Shane Watson says he is considering quitting cricket after being axed from the Australia squad for disciplinary reasons.
Vice-captain Watson, 31, was dropped from the squad along with James Pattinson, Usman Khawaja and Mitchell Johnson, and he has now flown home to be with his pregnant wife who is expecting their first child.
The quartet were told they would not be considered for selection for the third Test in Mohali after failing to complete a report in which they were to suggest to management three points on how their individual performances and that of the team could be improved.
Watson believes he has been treated unfairly and told the Sydney Morning Herald: "Any time you're suspended for a Test match unless you do something unbelievably wrong, and obviously everyone knows what those rules are . . . I think it is very harsh.
"At this point in time I'm at a stage where I'm sort of weighing up my future and what I want to do with my cricket in general, to be honest.
"I do love playing, there is no doubt about that, but at this point in time I'm going to spend the next few weeks with my family and just weigh up my options of just exactly which direction I want to go.
"There are lot more important things in life - I certainly do love playing cricket and that passion is still there and I feel like I'm in the prime years of my cricket career.
"From that perspective I still feel like I've got a lot to give. But from a holistic perspective I've got to sit down with my family and decide which directions they are."

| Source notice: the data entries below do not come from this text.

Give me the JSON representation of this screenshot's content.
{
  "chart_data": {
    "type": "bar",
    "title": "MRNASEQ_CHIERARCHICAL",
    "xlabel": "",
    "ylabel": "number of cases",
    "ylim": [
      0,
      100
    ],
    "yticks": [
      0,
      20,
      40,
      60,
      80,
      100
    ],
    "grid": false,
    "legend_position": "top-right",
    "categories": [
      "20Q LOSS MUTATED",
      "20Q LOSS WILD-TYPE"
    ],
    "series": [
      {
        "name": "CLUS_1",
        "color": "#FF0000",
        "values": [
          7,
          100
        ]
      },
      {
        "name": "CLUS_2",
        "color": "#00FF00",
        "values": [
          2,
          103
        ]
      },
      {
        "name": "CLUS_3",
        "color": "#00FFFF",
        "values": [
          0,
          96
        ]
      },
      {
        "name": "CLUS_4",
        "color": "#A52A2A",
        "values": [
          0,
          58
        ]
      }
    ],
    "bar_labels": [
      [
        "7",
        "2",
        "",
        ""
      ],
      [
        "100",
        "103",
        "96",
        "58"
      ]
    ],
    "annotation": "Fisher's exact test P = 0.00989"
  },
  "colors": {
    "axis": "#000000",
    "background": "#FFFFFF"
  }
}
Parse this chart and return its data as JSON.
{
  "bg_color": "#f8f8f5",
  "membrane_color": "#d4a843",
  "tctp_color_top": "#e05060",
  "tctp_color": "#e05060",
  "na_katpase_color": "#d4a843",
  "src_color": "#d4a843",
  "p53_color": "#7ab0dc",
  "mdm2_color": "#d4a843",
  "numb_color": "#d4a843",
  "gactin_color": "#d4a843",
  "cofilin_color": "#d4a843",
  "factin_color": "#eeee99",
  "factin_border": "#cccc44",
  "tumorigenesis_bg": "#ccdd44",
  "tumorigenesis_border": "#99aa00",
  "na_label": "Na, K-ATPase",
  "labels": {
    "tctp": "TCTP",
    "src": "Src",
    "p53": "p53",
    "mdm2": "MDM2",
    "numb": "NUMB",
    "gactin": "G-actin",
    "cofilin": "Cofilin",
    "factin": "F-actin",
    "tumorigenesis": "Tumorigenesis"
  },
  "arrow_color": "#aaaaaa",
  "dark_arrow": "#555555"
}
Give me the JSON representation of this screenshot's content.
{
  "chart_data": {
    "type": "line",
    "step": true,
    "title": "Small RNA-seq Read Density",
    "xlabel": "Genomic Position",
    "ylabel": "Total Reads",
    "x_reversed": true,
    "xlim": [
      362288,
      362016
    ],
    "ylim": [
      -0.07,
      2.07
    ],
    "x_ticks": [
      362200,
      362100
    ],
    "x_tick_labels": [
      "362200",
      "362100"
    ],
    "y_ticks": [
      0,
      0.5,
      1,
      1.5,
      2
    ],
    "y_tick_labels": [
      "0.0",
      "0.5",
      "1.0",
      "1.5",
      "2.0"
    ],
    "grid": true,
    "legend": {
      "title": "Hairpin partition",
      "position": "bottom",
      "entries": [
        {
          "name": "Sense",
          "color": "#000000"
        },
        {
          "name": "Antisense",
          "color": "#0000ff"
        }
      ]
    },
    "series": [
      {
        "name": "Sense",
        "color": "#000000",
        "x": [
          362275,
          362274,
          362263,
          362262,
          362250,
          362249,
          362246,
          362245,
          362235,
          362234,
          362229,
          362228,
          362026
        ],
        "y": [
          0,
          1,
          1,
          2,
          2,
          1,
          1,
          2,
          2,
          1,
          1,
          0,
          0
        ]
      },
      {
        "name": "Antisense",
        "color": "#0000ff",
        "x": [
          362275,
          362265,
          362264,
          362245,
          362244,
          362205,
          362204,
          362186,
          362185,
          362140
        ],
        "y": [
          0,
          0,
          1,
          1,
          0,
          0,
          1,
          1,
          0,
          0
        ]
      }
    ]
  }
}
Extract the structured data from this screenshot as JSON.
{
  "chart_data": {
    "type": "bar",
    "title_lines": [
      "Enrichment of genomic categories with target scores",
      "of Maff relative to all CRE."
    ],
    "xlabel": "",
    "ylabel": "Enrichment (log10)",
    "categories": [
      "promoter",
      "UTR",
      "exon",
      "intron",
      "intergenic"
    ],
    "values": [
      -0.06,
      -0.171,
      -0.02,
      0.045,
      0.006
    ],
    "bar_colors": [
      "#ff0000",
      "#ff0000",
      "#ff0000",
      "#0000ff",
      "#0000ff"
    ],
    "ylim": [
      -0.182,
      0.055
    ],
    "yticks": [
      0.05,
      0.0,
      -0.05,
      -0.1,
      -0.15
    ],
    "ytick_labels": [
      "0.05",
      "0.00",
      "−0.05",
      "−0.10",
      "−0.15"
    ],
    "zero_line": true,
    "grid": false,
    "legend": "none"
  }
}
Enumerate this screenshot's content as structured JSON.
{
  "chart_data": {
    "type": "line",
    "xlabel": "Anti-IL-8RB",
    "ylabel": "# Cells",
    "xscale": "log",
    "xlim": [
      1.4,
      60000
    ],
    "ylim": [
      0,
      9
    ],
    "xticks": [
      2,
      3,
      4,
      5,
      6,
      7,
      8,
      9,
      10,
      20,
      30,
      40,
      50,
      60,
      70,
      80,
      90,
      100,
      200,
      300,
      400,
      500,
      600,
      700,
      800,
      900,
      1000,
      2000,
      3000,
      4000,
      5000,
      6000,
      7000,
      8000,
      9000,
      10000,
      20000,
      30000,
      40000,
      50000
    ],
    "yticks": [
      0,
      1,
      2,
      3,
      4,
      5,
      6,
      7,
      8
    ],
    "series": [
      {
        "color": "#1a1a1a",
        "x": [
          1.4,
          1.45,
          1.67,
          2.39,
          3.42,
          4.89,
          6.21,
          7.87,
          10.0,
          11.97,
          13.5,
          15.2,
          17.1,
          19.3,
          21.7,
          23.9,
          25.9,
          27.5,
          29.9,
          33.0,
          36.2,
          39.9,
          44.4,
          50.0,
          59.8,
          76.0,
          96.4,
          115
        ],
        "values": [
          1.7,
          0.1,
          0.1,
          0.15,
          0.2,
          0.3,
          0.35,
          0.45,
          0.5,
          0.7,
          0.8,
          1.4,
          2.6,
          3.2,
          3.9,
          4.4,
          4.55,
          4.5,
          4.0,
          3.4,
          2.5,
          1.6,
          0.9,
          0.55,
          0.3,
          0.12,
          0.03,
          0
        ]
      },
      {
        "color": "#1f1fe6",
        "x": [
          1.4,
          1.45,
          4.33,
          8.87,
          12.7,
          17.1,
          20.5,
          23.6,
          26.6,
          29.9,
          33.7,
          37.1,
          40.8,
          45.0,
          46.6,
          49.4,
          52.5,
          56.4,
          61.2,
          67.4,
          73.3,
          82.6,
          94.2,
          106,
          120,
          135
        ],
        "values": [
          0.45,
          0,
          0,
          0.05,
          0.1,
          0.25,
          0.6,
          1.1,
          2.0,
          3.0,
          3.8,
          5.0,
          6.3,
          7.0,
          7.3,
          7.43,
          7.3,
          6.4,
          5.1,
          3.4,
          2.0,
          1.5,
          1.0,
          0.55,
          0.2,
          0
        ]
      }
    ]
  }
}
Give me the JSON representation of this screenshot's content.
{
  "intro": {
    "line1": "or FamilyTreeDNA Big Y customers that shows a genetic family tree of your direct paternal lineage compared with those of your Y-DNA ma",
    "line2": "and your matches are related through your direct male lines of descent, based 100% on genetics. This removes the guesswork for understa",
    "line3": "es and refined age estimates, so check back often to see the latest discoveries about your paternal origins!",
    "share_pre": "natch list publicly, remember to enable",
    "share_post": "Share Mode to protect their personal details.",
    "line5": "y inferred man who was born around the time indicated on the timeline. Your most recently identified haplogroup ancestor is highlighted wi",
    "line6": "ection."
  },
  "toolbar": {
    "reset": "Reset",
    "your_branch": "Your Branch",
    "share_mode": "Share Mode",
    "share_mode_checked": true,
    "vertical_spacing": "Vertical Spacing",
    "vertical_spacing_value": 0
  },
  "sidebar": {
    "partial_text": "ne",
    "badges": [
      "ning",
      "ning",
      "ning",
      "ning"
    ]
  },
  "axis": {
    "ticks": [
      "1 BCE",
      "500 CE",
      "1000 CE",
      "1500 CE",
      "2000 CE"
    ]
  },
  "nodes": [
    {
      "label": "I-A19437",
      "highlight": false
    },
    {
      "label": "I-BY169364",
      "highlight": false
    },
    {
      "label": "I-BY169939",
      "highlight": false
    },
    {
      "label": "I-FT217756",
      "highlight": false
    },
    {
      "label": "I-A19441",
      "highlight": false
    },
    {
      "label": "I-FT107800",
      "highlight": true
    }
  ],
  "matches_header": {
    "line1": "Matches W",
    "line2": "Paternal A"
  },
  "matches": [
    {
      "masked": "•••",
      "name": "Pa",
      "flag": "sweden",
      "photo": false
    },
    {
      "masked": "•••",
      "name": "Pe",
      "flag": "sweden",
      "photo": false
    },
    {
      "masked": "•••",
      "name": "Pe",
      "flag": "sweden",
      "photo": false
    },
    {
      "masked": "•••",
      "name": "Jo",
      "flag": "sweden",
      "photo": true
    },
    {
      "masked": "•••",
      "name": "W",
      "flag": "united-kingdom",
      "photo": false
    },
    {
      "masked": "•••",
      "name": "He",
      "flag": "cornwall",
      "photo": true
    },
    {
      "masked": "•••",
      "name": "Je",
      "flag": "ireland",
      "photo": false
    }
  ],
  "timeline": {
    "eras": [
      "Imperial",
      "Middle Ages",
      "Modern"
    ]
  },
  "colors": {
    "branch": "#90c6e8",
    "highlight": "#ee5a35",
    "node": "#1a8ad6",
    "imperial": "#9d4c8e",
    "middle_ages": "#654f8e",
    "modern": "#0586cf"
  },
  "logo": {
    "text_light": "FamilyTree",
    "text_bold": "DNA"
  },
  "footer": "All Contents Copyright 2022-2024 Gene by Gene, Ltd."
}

On the report he was supposed to have submitted to Micky Arthur he said: "I was about to communicate that to Mickey and the leadership group today but they obviously beat me to it by telling me I wasn't selected for this Test match."
Captain Michael Clarke has insisted the omissions are due to continued failure of some players to meet the standards set by the team rather than a one-off incident.
"I want the public and the media to understand, don't get me wrong, it's not just about one incident. Firstly on this tour our performances have been unacceptable and there has been some stuff off the field that has been unacceptable for the standards an Australian cricket team needs to present itself to achieve what we are trying to achieve.
"I know it is a tough day, a really tough day and it's a tough decision, but at the end of the day if people are not hitting those standards there are going to be consequences," said Clarke.
"Our head coach gave us two days off after the second Test, it was about freshening yourself up, get your rehabilitation done, your recovery, do what you have to do, get everything right for the next two Test matches, because the next two Test matches are as big as you might have in your career and you have an opportunity to turn this series around.
"We were asked to do one thing from the head coach. It was giving information back to the head coach about not only improving your game - what you've learnt from the first two Test matches - but also how can you help this team turn things around and have success.
"It was a very simple task. Yes, it took a lot of thinking because you had to look at your game and where you thought you could improve, what you had learnt and what you could do to help this team level this series. In my opinion, for the four players to not do it, not only does it let the team down, it also shows a lack of respect for the head coach and in the Australian cricket team that is unacceptable."
The omission of the four players leaves, at most, 13 men available for the third Test, which gets underway in Mohali on Thursday. Wicketkeeper-batsman Matthew Wade's participation remains in the balance, as he nurses a sprained ankle. The veteran Brad Haddin has been called up as cover.